0-100 km/h, 400 m, 1000 m, top speed — physics simulation calibrated on 7 measures.
0-100
Simulation de performance
Race simulation at real speed
CONFIDENCE 97%Calibrated physics simulation: SCx via VMax, power curves, Crr via WLTP, drivetrain losses. Manufacturer 0-100 is the calibration target. Confidence 97 %.
XC60 D5 AWD Geartronic vs Clio 3 RS 200: chronicle of a drag race at 226 km/h
The launch: 0 to 100 km/h
Off the line, the Clio 3 RS 200 hits 100 km/h in 7.03 s versus 7.15 s for the XC60 D5 AWD Geartronic. Despite the faster sprint time, the XC60 D5 AWD Geartronic is 15 m further along the track at this moment: stronger low-speed acceleration offsets a slower run beyond 100 km/h.
From 100 km/h to 400 metres
At 200 metres, the XC60 D5 AWD Geartronic is doing 118 km/h against 125 km/h for the Clio 3 RS 200. The gap is 0.38 s. The gap widens compared to the 0-100.
At 400 metres standing start, the Clio 3 RS 200 crosses the line in 15.20 s versus 15.20 s. The 0.00 s gap represents roughly 0 m of track
Beyond 400 metres: top speed comes into play
Past 400 metres, the Clio 3 RS 200 continues to build its lead. At 600 metres, it runs at 174 km/h versus 163 km/h. At 1,000 metres, the Clio 3 RS 200 finishes in 27.23 s versus 28.10 s, with a 0.88 s lead. Both vehicles have similar top speeds (226 vs 223 km/h), preventing any comeback.
What the numbers don’t tell you
The XC60 D5 AWD Geartronic features all-wheel drive (AWD) against the Clio 3 RS 200’s FWD. At low speeds (0-30, 0-50, 0-80 km/h), AWD doubles the driven contact area: all four wheels transmit torque to the road, virtually eliminating wheelspin at launch. This traction advantage is decisive in the range where the motor delivers peak torque, before power and aerodynamics take over.
Both rivals are electronically governed, but not at the same level: the XC60 D5 AWD Geartronic is capped at 230 km/h, the Clio 3 RS 200 at 223 km/h. This isn’t a physical engine limit — it’s a manufacturer choice, usually for tyre safety or homologation reasons. Neither car reaches its true aerodynamic top speed.
With two combustion powertrains, the difference comes down to power-to-weight ratio (7.88 kg/hp vs 6.20 kg/hp) and transmission (Automatic vs Manual).

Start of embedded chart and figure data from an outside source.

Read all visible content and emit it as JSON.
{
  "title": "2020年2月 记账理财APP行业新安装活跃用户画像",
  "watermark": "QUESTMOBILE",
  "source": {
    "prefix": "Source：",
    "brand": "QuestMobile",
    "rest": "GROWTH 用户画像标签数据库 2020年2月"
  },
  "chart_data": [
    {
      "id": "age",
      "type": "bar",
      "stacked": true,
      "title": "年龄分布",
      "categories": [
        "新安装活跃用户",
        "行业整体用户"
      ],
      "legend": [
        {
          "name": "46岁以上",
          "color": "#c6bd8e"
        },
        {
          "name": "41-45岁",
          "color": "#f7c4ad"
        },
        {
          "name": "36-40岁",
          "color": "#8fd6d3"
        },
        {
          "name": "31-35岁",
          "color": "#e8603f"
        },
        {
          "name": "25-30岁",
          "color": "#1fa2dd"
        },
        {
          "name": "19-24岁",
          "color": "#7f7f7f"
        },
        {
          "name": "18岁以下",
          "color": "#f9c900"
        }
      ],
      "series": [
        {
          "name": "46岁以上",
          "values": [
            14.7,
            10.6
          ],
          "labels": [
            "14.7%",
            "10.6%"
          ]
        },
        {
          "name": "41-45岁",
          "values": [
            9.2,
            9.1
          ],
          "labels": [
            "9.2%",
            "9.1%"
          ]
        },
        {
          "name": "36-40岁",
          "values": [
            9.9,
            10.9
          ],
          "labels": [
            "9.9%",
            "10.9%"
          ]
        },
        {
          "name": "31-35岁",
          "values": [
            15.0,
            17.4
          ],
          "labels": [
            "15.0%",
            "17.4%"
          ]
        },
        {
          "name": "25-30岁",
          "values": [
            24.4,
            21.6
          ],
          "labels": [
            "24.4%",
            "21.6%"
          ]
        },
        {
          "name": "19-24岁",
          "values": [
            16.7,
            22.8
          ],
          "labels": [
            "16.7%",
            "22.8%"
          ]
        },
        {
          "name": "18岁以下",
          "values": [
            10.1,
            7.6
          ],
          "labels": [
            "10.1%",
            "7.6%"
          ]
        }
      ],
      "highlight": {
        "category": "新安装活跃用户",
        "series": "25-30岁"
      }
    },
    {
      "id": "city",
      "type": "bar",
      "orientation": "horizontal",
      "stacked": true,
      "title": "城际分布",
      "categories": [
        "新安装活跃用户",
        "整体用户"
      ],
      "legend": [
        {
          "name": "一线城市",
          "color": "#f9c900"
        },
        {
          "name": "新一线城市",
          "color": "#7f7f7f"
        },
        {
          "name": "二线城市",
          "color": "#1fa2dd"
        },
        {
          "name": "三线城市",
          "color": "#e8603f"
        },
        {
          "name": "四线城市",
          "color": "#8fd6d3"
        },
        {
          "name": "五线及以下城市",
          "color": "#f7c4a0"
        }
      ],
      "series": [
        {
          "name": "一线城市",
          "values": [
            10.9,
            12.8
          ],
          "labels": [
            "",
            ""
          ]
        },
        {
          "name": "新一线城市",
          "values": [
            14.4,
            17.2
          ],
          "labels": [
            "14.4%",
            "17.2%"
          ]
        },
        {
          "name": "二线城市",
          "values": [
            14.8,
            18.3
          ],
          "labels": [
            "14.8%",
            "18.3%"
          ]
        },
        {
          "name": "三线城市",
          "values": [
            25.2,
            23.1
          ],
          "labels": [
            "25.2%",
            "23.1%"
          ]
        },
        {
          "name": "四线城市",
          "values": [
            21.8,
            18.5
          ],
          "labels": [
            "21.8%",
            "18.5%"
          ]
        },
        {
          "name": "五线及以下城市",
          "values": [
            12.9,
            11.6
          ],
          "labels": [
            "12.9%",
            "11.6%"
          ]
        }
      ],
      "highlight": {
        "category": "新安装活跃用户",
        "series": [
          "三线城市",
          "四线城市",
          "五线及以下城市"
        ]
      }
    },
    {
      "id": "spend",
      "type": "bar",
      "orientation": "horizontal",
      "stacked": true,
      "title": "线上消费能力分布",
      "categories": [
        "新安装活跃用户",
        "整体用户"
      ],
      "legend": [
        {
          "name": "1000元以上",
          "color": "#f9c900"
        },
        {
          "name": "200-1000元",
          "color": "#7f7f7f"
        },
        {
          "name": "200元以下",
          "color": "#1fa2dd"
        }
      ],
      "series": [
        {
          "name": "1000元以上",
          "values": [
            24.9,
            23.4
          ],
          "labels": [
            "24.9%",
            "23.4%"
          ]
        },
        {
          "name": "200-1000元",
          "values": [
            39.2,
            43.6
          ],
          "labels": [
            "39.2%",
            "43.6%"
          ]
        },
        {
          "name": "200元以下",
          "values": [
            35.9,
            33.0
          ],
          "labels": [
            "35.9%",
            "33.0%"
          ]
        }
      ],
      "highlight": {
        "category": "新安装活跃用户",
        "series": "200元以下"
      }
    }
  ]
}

In European road use (130 km/h max), both vehicles reach the legal speed limit in under 11.91 seconds. The 0.12 s difference in 0 to 100 km/h is mostly felt in motorway merging and overtaking.
Renault Clio 3 RS 200 is slightly faster than the Volvo XC60 D5 AWD Geartronic to 100 km/h. The edge holds on standing starts but may narrow at higher speeds depending on aerodynamic load.